As we have shown that $\mathrm{Nul}\, A \subset \mathrm{Span} \{\mathbf{q}\}$ and $\mathrm{Span} \{\mathbf{q}\} \subset \mathrm{Nul}\, A$, we have that $\mathrm{Span} \{\mathbf{q}\} = \mathrm{Nul}\, A$.
Since $\{\mathbf{q}\}$ is a linearly independent set which spans $\mathrm{Nul}\, A$, $\{\mathbf{q}\}$ is a basis for $\mathrm{Nul}\, A$, and $\mathrm{dim}(\mathrm{Nul})\, A = 1$.

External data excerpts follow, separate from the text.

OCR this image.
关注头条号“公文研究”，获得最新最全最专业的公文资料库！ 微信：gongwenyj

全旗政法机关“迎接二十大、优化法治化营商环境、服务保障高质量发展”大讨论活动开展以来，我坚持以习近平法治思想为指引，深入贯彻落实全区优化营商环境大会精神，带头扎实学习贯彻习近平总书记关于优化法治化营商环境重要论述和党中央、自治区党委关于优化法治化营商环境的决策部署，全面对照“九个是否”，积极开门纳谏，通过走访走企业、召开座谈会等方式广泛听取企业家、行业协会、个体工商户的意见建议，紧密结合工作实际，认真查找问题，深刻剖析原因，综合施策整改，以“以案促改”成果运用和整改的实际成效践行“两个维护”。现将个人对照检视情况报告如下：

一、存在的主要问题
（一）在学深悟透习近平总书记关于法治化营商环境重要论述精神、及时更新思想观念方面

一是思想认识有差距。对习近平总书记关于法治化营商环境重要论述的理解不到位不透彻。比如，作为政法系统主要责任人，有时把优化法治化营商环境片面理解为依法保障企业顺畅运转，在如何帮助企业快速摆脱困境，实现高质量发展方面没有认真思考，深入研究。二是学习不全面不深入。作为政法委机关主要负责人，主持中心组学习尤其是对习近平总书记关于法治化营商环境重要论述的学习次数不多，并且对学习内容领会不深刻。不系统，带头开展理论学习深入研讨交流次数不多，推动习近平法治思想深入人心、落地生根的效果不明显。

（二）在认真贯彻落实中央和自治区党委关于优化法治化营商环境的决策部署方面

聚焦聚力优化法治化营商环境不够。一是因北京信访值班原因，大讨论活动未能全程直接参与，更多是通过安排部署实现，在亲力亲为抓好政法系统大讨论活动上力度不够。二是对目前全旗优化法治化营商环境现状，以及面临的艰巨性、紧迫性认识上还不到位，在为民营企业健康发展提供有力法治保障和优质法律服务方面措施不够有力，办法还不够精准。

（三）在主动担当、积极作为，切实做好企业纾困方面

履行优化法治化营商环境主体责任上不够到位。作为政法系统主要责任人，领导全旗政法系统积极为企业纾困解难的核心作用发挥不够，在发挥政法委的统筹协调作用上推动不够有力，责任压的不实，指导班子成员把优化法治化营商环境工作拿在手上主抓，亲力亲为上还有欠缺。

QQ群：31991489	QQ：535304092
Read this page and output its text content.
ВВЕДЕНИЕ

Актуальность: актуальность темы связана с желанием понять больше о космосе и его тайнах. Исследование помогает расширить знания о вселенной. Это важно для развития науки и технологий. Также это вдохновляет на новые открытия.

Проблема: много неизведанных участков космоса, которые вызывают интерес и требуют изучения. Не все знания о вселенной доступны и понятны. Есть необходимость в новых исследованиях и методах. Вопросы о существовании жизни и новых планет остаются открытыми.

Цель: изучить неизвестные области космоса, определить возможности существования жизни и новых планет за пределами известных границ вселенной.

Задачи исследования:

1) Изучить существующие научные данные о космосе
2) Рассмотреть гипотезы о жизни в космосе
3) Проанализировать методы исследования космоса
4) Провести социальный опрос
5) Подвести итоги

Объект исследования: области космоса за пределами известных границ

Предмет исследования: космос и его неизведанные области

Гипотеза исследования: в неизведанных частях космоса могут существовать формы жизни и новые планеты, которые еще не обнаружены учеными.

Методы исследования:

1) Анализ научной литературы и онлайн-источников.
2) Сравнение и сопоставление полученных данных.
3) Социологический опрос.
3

$^1$ For the case of $n$ free variables, this relationship holds as well. Any solution $\mathbf{x}$ to a nonhomogeneous system can be written as
$$\mathbf{x} =\mathbf{p} + \sum_{i = 1}^n s_i \mathbf{q}_i$$
where $\mathbf{p} \ne \mathbf{0}$ denotes a particular solution to the nonhomogeneous system, $s_i$ denotes a free variable, and each $\mathbf{q}_i$ is analogous to $\mathbf{q}$ from (2). From here, we would show that each $\mathbf{q}_i \in \mathrm{Nul}\, A$ and that if $\mathbf{x} \in \mathrm{Nul}\, A$, then $\mathbf{x} \in \mathrm{Span}\{\mathbf{q}_1,\dotsc,\mathbf{q}_n\}$. Confirming the linear independence of the set $\{\mathbf{q}_1,\dotsc,\mathbf{q}_n\}$ establishes $\{\mathbf{q}_1,\dotsc,\mathbf{q}_n\}$ as a basis for $\mathrm{Nul}\, A$ with $n$ vectors, so that we may conclude $\mathrm{dim}(\mathrm{Nul}\, A) = n$.